Rafsanjani's status was boosted in a parallel election Friday picking members of the Assembly of Experts, a body of 86 clerics that oversees Iran's supreme leader and picks his successor.

Rafsanjani won the most votes of any candidate in Tehran for the assembly — half a million more than his closest competitor — a strong show of support for the cleric, who lost to Ahmadinejad in June 2005 presidential elections.

"The people's vote for Rafsanjani meant they hope he will create and improve the moderate line," said Amir Mohebbian, a political analyst and newspaper columnist.

Final results from the local council election in Tehran were expected late Wednesday or Thursday. The Interior Ministry said 250,000 of the 1.9 million votes remained to be tallied, blaming the delay on the large turnout and the simultaneous vote for the Experts Assembly.

But partial results showed Ahmadinejad's allies won only two seats on Tehran's 15-member council, one of them going to his sister, Parvin Ahmadinejad. Conservative moderates were on track to take eight seats and reformers four. The last seat appeared set to go to an independent.

Final results for the rest of the country showed a heavy defeat for Ahmadinejad supporters. None of his candidates won seats on the councils in the cities of Shiraz, Bandar Abbas, Sari, Zanjan and Kerman. Many councils in other cities were divided along similar proportions as Tehran's.

The election does not directly affect Ahmadinejad's power. It chose 113,000 seats on councils that administer city affairs and pick mayors.
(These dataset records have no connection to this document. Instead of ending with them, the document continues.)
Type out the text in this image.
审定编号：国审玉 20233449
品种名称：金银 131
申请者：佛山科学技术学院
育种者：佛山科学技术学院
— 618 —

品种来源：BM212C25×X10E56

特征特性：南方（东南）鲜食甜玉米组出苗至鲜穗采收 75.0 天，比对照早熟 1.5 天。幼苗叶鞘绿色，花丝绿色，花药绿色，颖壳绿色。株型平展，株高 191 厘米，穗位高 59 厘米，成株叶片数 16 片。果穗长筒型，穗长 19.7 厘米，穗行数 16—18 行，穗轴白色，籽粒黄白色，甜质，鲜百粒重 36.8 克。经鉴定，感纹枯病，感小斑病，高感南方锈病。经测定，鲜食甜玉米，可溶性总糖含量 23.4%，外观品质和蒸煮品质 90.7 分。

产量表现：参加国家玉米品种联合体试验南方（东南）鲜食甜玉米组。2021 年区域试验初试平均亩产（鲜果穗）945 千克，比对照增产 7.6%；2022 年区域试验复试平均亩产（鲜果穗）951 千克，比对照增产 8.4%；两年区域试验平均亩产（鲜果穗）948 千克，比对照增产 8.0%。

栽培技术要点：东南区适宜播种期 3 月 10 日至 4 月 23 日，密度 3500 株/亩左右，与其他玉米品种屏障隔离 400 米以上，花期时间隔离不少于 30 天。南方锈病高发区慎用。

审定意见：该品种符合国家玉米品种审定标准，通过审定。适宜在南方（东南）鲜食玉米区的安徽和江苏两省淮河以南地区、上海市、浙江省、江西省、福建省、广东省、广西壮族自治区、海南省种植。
It was not clear whether Ahmadinejad will bow to pressure for change. The pro-government Keyhan called the election a victory for Ahmadinejad — depicting all conservatives as his supporters — suggesting some in the hard-line camp do not see it as a call for change.

But many see the vote as a sign of an anti-Ahmadinejad moderate coalition rallying behind Rafsanjani.

The 72-year-old Rafsanjani — who was president from 1989-1997 — has long been an elusive inside player in the clerical leadership. He is mistrusted by reformists because of his closeness to supreme leader Ayatollah Ali Khamenei and by hard-liners for emphasizing pragmatism over ideology.

Rafsanjani has supported the Islamic republic's policy of shunning the United States, yet played a major role in the 1980s Iran-Contra scandal in which the U.S. sold arms to Iran for help in freeing hostages in Lebanon. He rejects a suspension of Iran's uranium enrichment program, but has shown a willingness to compromise.

Pro-reform students have frequently jeered him in the past, and he suffered a humiliating defeat by reformists in 2000 parliamentary elections.

In the 2005 run-off presidential election, Rafsanjani was the more moderate candidate in the race against Ahmadinejad, but pro-reform voters failed to support him.

Khatami's meeting with him Sunday suggested reformers could embrace him.

"People showed in the elections that they don't like hard-line policies," said Mohammad Atrianfar, a leader of the moderate Kargozaran Party. "From now on (Ahmadinejad's) hard-line current will lose its power and it will return to its place."